Merchant (walks up slowly from the left).
The hour of morn, before the sun is up,
When all the branches in the lifeless light
Hang dead and dull, is terrible. I feel
As if I saw the whole world in a frightful
And vacant glass, as dreary as my mind's eye.
O would all flowers might wither! Would my garden
Were poisonous morass, filled to the full
With rotted corpses of these blooming trees,
And my corpse in their midst.

[He is pulling to pieces a blossoming twig,
stops short and drops it.]

Ah, what a fool!
A gray-haired fool, as old as melancholy,
Ridiculous as old! I'll sit me down
And bind up wreaths and weep into the water.

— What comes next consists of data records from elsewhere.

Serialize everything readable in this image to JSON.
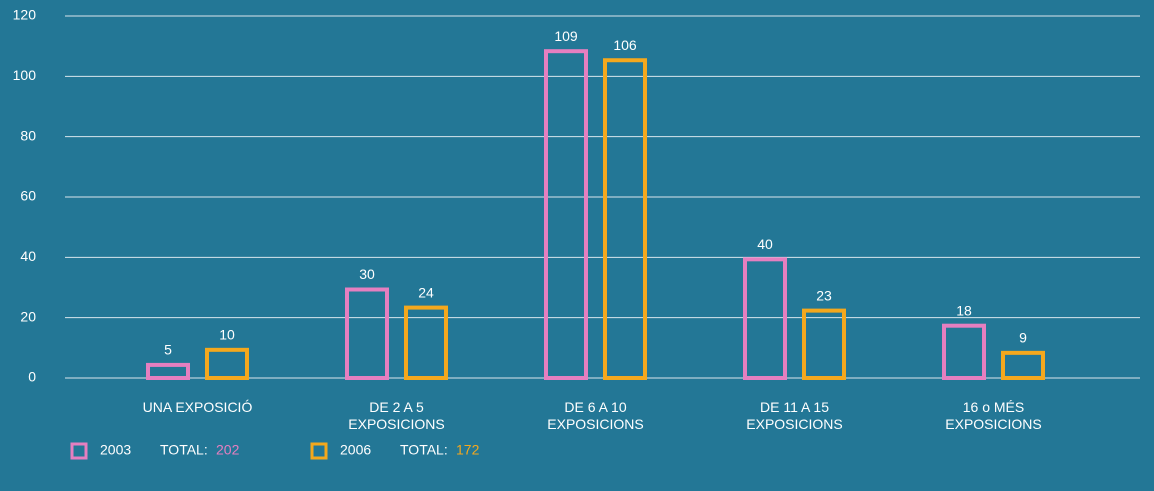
{
  "chart_data": {
    "type": "bar",
    "categories": [
      "UNA EXPOSICIÓ",
      "DE 2 A 5\nEXPOSICIONS",
      "DE 6 A 10\nEXPOSICIONS",
      "DE 11 A 15\nEXPOSICIONS",
      "16 o MÉS\nEXPOSICIONS"
    ],
    "series": [
      {
        "name": "2003",
        "color": "#e57fc0",
        "values": [
          5,
          30,
          109,
          40,
          18
        ],
        "total": 202
      },
      {
        "name": "2006",
        "color": "#f4a81d",
        "values": [
          10,
          24,
          106,
          23,
          9
        ],
        "total": 172
      }
    ],
    "total_label": "TOTAL:",
    "ylim": [
      0,
      120
    ],
    "yticks": [
      0,
      20,
      40,
      60,
      80,
      100,
      120
    ],
    "grid": true
  }
}
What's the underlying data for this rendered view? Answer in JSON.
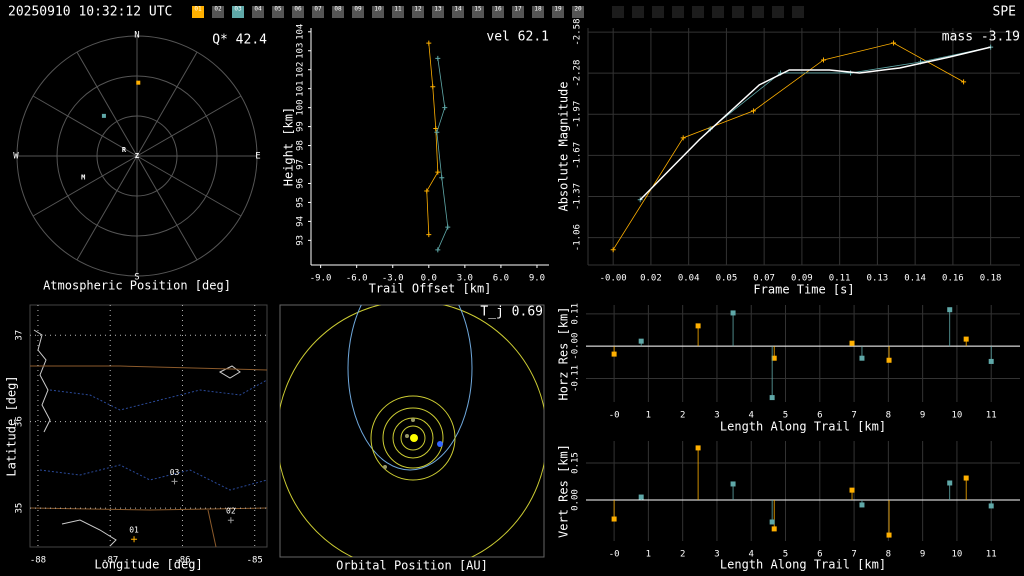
{
  "header": {
    "timestamp": "20250910 10:32:12 UTC",
    "network": "SPE",
    "stations": [
      {
        "label": "01",
        "color": "#ffb000"
      },
      {
        "label": "02",
        "color": "#555555"
      },
      {
        "label": "03",
        "color": "#5fa8a8"
      },
      {
        "label": "04",
        "color": "#555555"
      },
      {
        "label": "05",
        "color": "#555555"
      },
      {
        "label": "06",
        "color": "#555555"
      },
      {
        "label": "07",
        "color": "#555555"
      },
      {
        "label": "08",
        "color": "#555555"
      },
      {
        "label": "09",
        "color": "#555555"
      },
      {
        "label": "10",
        "color": "#555555"
      },
      {
        "label": "11",
        "color": "#555555"
      },
      {
        "label": "12",
        "color": "#555555"
      },
      {
        "label": "13",
        "color": "#555555"
      },
      {
        "label": "14",
        "color": "#555555"
      },
      {
        "label": "15",
        "color": "#555555"
      },
      {
        "label": "16",
        "color": "#555555"
      },
      {
        "label": "17",
        "color": "#555555"
      },
      {
        "label": "18",
        "color": "#555555"
      },
      {
        "label": "19",
        "color": "#555555"
      },
      {
        "label": "20",
        "color": "#555555"
      }
    ]
  },
  "chart_data": [
    {
      "type": "polar",
      "title": "Atmospheric Position [deg]",
      "annotation": "Q* 42.4",
      "directions": [
        "N",
        "E",
        "S",
        "W"
      ],
      "markers": [
        {
          "label": "R",
          "az": 295,
          "zen": 10.8
        },
        {
          "label": "M",
          "az": 248,
          "zen": 43.5
        },
        {
          "label": "Z",
          "az": 0,
          "zen": 0
        }
      ],
      "series": [
        {
          "color": "#ffb000",
          "az": [
            1
          ],
          "zen": [
            55
          ]
        },
        {
          "color": "#5fa8a8",
          "az": [
            320.5
          ],
          "zen": [
            39
          ]
        }
      ]
    },
    {
      "type": "line",
      "xlabel": "Trail Offset [km]",
      "ylabel": "Height [km]",
      "annotation": "vel 62.1",
      "grid": false,
      "xlim": [
        -9.8,
        10
      ],
      "ylim": [
        91.7,
        104.2
      ],
      "xticks": [
        {
          "value": -9,
          "label": "-9.0"
        },
        {
          "value": -6,
          "label": "-6.0"
        },
        {
          "value": -3,
          "label": "-3.0"
        },
        {
          "value": 0,
          "label": "0.0"
        },
        {
          "value": 3,
          "label": "3.0"
        },
        {
          "value": 6,
          "label": "6.0"
        },
        {
          "value": 9,
          "label": "9.0"
        }
      ],
      "yticks": [
        93,
        94,
        95,
        96,
        97,
        98,
        99,
        100,
        101,
        102,
        103,
        104
      ],
      "series": [
        {
          "color": "#ffb000",
          "marker": "+",
          "x": [
            0,
            0.33,
            0.58,
            0.75,
            -0.17,
            0
          ],
          "values": [
            103.4,
            101.1,
            98.9,
            96.6,
            95.6,
            93.3
          ]
        },
        {
          "color": "#5fa8a8",
          "marker": "+",
          "x": [
            0.75,
            1.33,
            0.67,
            1.08,
            1.58,
            0.75
          ],
          "values": [
            102.6,
            100.0,
            98.7,
            96.3,
            93.7,
            92.5
          ]
        }
      ]
    },
    {
      "type": "line",
      "xlabel": "Frame Time [s]",
      "ylabel": "Absolute Magnitude",
      "annotation": "mass -3.19",
      "grid": true,
      "xlim": [
        -0.012,
        0.194
      ],
      "ylim": [
        -0.86,
        -2.61
      ],
      "xticks": [
        {
          "value": 0,
          "label": "-0.00"
        },
        {
          "value": 0.018,
          "label": "0.02"
        },
        {
          "value": 0.036,
          "label": "0.04"
        },
        {
          "value": 0.054,
          "label": "0.05"
        },
        {
          "value": 0.072,
          "label": "0.07"
        },
        {
          "value": 0.09,
          "label": "0.09"
        },
        {
          "value": 0.108,
          "label": "0.11"
        },
        {
          "value": 0.126,
          "label": "0.13"
        },
        {
          "value": 0.144,
          "label": "0.14"
        },
        {
          "value": 0.162,
          "label": "0.16"
        },
        0.18
      ],
      "yticks": [
        -2.58,
        {
          "value": -2.2764,
          "label": "-2.28"
        },
        {
          "value": -1.9728,
          "label": "-1.97"
        },
        {
          "value": -1.6692,
          "label": "-1.67"
        },
        {
          "value": -1.3656,
          "label": "-1.37"
        },
        {
          "value": -1.062,
          "label": "-1.06"
        }
      ],
      "series": [
        {
          "color": "#ffb000",
          "marker": "+",
          "x": [
            0,
            0.0334,
            0.0669,
            0.1003,
            0.1337,
            0.1671
          ],
          "values": [
            -0.973,
            -1.799,
            -1.998,
            -2.374,
            -2.499,
            -2.212
          ]
        },
        {
          "color": "#5fa8a8",
          "marker": "+",
          "x": [
            0.0129,
            0.0463,
            0.0798,
            0.1132,
            0.1466,
            0.18
          ],
          "values": [
            -1.342,
            -1.865,
            -2.278,
            -2.278,
            -2.359,
            -2.469
          ]
        },
        {
          "color": "#ffffff",
          "marker": "none",
          "x": [
            0.0129,
            0.041,
            0.0697,
            0.084,
            0.1031,
            0.1175,
            0.1366,
            0.1605,
            0.18
          ],
          "values": [
            -1.342,
            -1.784,
            -2.19,
            -2.3,
            -2.3,
            -2.278,
            -2.315,
            -2.396,
            -2.469
          ]
        }
      ]
    },
    {
      "type": "stem",
      "xlabel": "Length Along Trail [km]",
      "ylabel": "Horz Res [km]",
      "grid": true,
      "xlim": [
        -0.82,
        11.84
      ],
      "ylim": [
        -0.19,
        0.14
      ],
      "xticks": [
        {
          "value": 0,
          "label": "-0"
        },
        1,
        2,
        3,
        4,
        5,
        6,
        7,
        8,
        9,
        10,
        11
      ],
      "yticks": [
        0.11,
        {
          "value": 0,
          "label": "-0.00"
        },
        -0.11
      ],
      "series": [
        {
          "color": "#ffb000",
          "x": [
            0,
            2.45,
            4.67,
            6.94,
            8.02,
            10.27
          ],
          "values": [
            -0.027,
            0.069,
            -0.041,
            0.01,
            -0.048,
            0.024
          ]
        },
        {
          "color": "#5fa8a8",
          "x": [
            0.79,
            3.47,
            4.61,
            7.23,
            9.79,
            11.0
          ],
          "values": [
            0.017,
            0.113,
            -0.175,
            -0.041,
            0.124,
            -0.052
          ]
        }
      ]
    },
    {
      "type": "stem",
      "xlabel": "Length Along Trail [km]",
      "ylabel": "Vert Res [km]",
      "grid": true,
      "xlim": [
        -0.82,
        11.84
      ],
      "ylim": [
        -0.166,
        0.239
      ],
      "xticks": [
        {
          "value": 0,
          "label": "-0"
        },
        1,
        2,
        3,
        4,
        5,
        6,
        7,
        8,
        9,
        10,
        11
      ],
      "yticks": [
        0.15,
        {
          "value": 0,
          "label": "0.00"
        }
      ],
      "series": [
        {
          "color": "#ffb000",
          "x": [
            0,
            2.45,
            4.67,
            6.94,
            8.02,
            10.27
          ],
          "values": [
            -0.077,
            0.211,
            -0.117,
            0.04,
            -0.142,
            0.089
          ]
        },
        {
          "color": "#5fa8a8",
          "x": [
            0.79,
            3.47,
            4.61,
            7.23,
            9.79,
            11.0
          ],
          "values": [
            0.012,
            0.065,
            -0.089,
            -0.02,
            0.069,
            -0.024
          ]
        }
      ]
    },
    {
      "type": "map",
      "xlabel": "Longitude [deg]",
      "ylabel": "Latitude [deg]",
      "grid": true,
      "xlim": [
        -88.11,
        -84.83
      ],
      "ylim": [
        34.55,
        37.35
      ],
      "xticks": [
        -88,
        -87,
        -86,
        -85
      ],
      "yticks": [
        35,
        36,
        37
      ],
      "stations": [
        {
          "label": "01",
          "lon": -86.67,
          "lat": 34.64,
          "color": "#ffb000"
        },
        {
          "label": "02",
          "lon": -85.33,
          "lat": 34.86,
          "color": "#999999"
        },
        {
          "label": "03",
          "lon": -86.11,
          "lat": 35.31,
          "color": "#999999"
        }
      ]
    },
    {
      "type": "orbit",
      "title": "Orbital Position [AU]",
      "annotation": "T_j 0.69"
    }
  ]
}
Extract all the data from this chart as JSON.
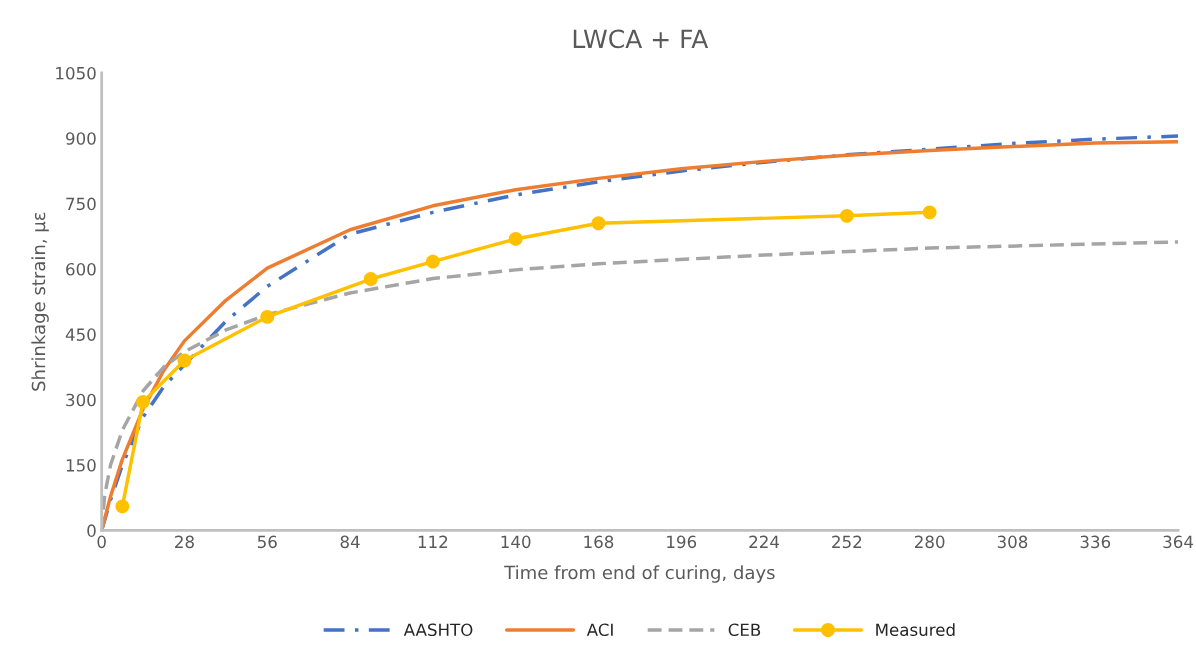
{
  "chart_data": {
    "type": "line",
    "title": "LWCA + FA",
    "xlabel": "Time from end of curing, days",
    "ylabel": "Shrinkage strain, με",
    "xlim": [
      0,
      364
    ],
    "xticks": [
      0,
      28,
      56,
      84,
      112,
      140,
      168,
      196,
      224,
      252,
      280,
      308,
      336,
      364
    ],
    "ylim": [
      0,
      1050
    ],
    "yticks": [
      0,
      150,
      300,
      450,
      600,
      750,
      900,
      1050
    ],
    "grid": false,
    "legend": "bottom",
    "series": [
      {
        "name": "AASHTO",
        "color": "#4472c4",
        "line_style": "dashdot",
        "marker": "none",
        "x": [
          0,
          3,
          7,
          14,
          21,
          28,
          42,
          56,
          84,
          112,
          140,
          168,
          196,
          224,
          252,
          280,
          308,
          336,
          364
        ],
        "values": [
          0,
          70,
          150,
          260,
          330,
          380,
          480,
          560,
          680,
          730,
          770,
          800,
          825,
          845,
          862,
          875,
          888,
          898,
          905
        ]
      },
      {
        "name": "ACI",
        "color": "#ed7d31",
        "line_style": "solid",
        "marker": "none",
        "x": [
          0,
          3,
          7,
          14,
          21,
          28,
          42,
          56,
          84,
          112,
          140,
          168,
          196,
          224,
          252,
          280,
          308,
          336,
          364
        ],
        "values": [
          0,
          78,
          163,
          279,
          367,
          435,
          528,
          602,
          690,
          745,
          782,
          808,
          830,
          847,
          861,
          872,
          881,
          889,
          892
        ]
      },
      {
        "name": "CEB",
        "color": "#a5a5a5",
        "line_style": "dashed",
        "marker": "none",
        "x": [
          0,
          1,
          3,
          7,
          14,
          21,
          28,
          42,
          56,
          84,
          112,
          140,
          168,
          224,
          280,
          364
        ],
        "values": [
          0,
          80,
          150,
          230,
          320,
          375,
          410,
          460,
          495,
          545,
          578,
          598,
          612,
          632,
          648,
          662
        ]
      },
      {
        "name": "Measured",
        "color": "#ffc000",
        "line_style": "solid",
        "marker": "circle",
        "x": [
          7,
          14,
          28,
          56,
          91,
          112,
          140,
          168,
          252,
          280
        ],
        "values": [
          55,
          295,
          390,
          490,
          577,
          617,
          669,
          705,
          722,
          730
        ]
      }
    ]
  }
}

[He walks on a few paces, lifts his hand as
if involuntarily to his heart.]

O how like glass this is, and how the finger
With which fate raps upon it, like to iron!
Years form no rings on men as on the trees,
Nor fashion breast-plates to protect the heart.

[Again he walks a few paces, and so comes
upon the gardener, who takes off his straw
hat; he starts up out of his revery, and
looks inquiringly at the gardener.]

A BRANDENBURG LAKE

From the Painting by Walter Leistikow

Gardener.
Thy servant Sheriar, lord; third gardener I.